The President Kufuor administration which ruled Ghana from 2001 to 2009 is noted to have rolled out lots of social intervention policies that brought a lot of relief to the Ghanaian people. As typical of every national policy, the policies came with teething problems and the NDC capitalised on them to make naught of all these novel poverty-alleviating and life-cushioning policies.
The NDC also made good use of the astronomical increase in transport fares, and prices of goods and services that were brought about by the exorbitant increase in prices of crude oil from about 50 dollars a barrel to about 140 dollars a barrel in the world market.
They hammered on the hardship that came with it as if it were a deliberate attempt by the Kufuor administration to create such hardship. The NDC made Ghanaians believe that the policies were poorly implemented, and they were the best people to solve all the problems associated with the implementation of the policies as well as reduce the prices of goods and services in the country.
They labeled former president Kufuor as being insensitive to the plight of Ghanaians and undertaking projects they viewed as unnecessary, and did not address the immediate challenges of Ghanaians.
The NDC labeled Kufuor projects like the construction of the Jubilee House, purchase of presidential jets, construction of new sports stadia in Tamale, and the rehabilitation of the two traditional stadia, one at Kumasi and the other at Accra as unnecessary, and do not meet the needs of Ghanaians at that time.
The NDC criticised Former president Kufuor for wasting the tax payer’s money on fruitless international travels. Almost every state institution in the country was verbally attacked and ridiculed by the NDC. The courts of Ghana were described by the NDC as ‘Kangaroo Courts’ meaning that they were under the whims and caprices of the former president Kufuor at that time.

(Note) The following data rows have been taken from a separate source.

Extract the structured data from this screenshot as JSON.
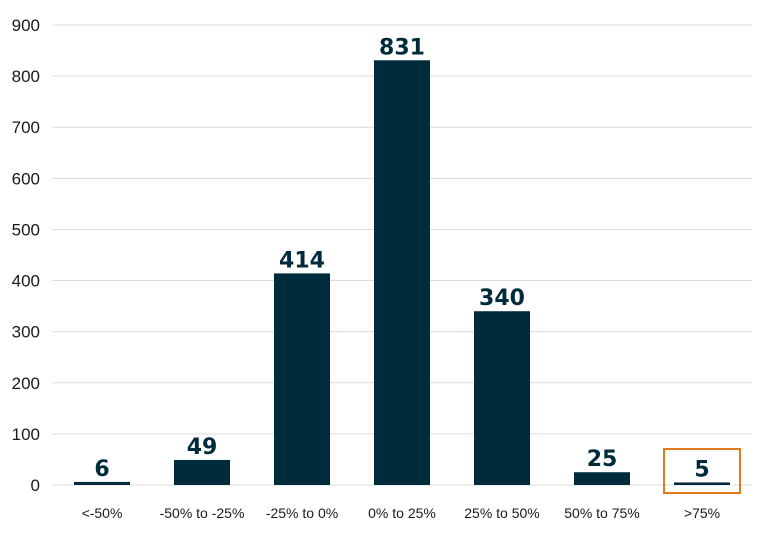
{
  "chart_data": {
    "type": "bar",
    "categories": [
      "<-50%",
      "-50% to -25%",
      "-25% to 0%",
      "0% to 25%",
      "25% to 50%",
      "50% to 75%",
      ">75%"
    ],
    "values": [
      6,
      49,
      414,
      831,
      340,
      25,
      5
    ],
    "data_labels": [
      "6",
      "49",
      "414",
      "831",
      "340",
      "25",
      "5"
    ],
    "yticks": [
      "0",
      "100",
      "200",
      "300",
      "400",
      "500",
      "600",
      "700",
      "800",
      "900"
    ],
    "ylim": [
      0,
      900
    ],
    "grid": true,
    "legend": "none",
    "highlighted_category": ">75%",
    "colors": {
      "bar": "#002b3d",
      "highlight": "#e07b1f",
      "grid": "#dcdcdc"
    }
  }
}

The NDC is at its best again. The Nana Addo/Bawumia government which is working hard to bring relief to the Ghanaian people is not spared the negative vituperation and attacks by the NDC.
As they did in 2008, the NDC is making good use of the global economic crisis that has not spared Ghana and is largely a result of the outbreak of COVID-19 and the Russia-Ukraine war and making capital gains out of it. They are everywhere promising to be the better implementers of the Free SHS policy and other social intervention policies introduced by the Nana Addo/Bawumia government.
They have charged their ‘babies with sharp teeth’ to launch verbal attacks on every state institution that is genuinely doing its work and refused to fall for their whims and caprices. Day in and day out, the NDC attempts to smear the Nana Addo/Bawumia government with corruption but all their attempts become fruitless.
Ghanaians should beware of their political gymnastics and tricks. It was the same strategy the NDC used in ousting the NPP from the government in the 2008 elections and drove Ghana into a ditch. Unluckily, when the NDC wins the 2024 elections, they cannot ameliorate the suffering of the Ghanaians. They simply want power for the sake of it, and not to better the lives of the ordinary Ghanaian.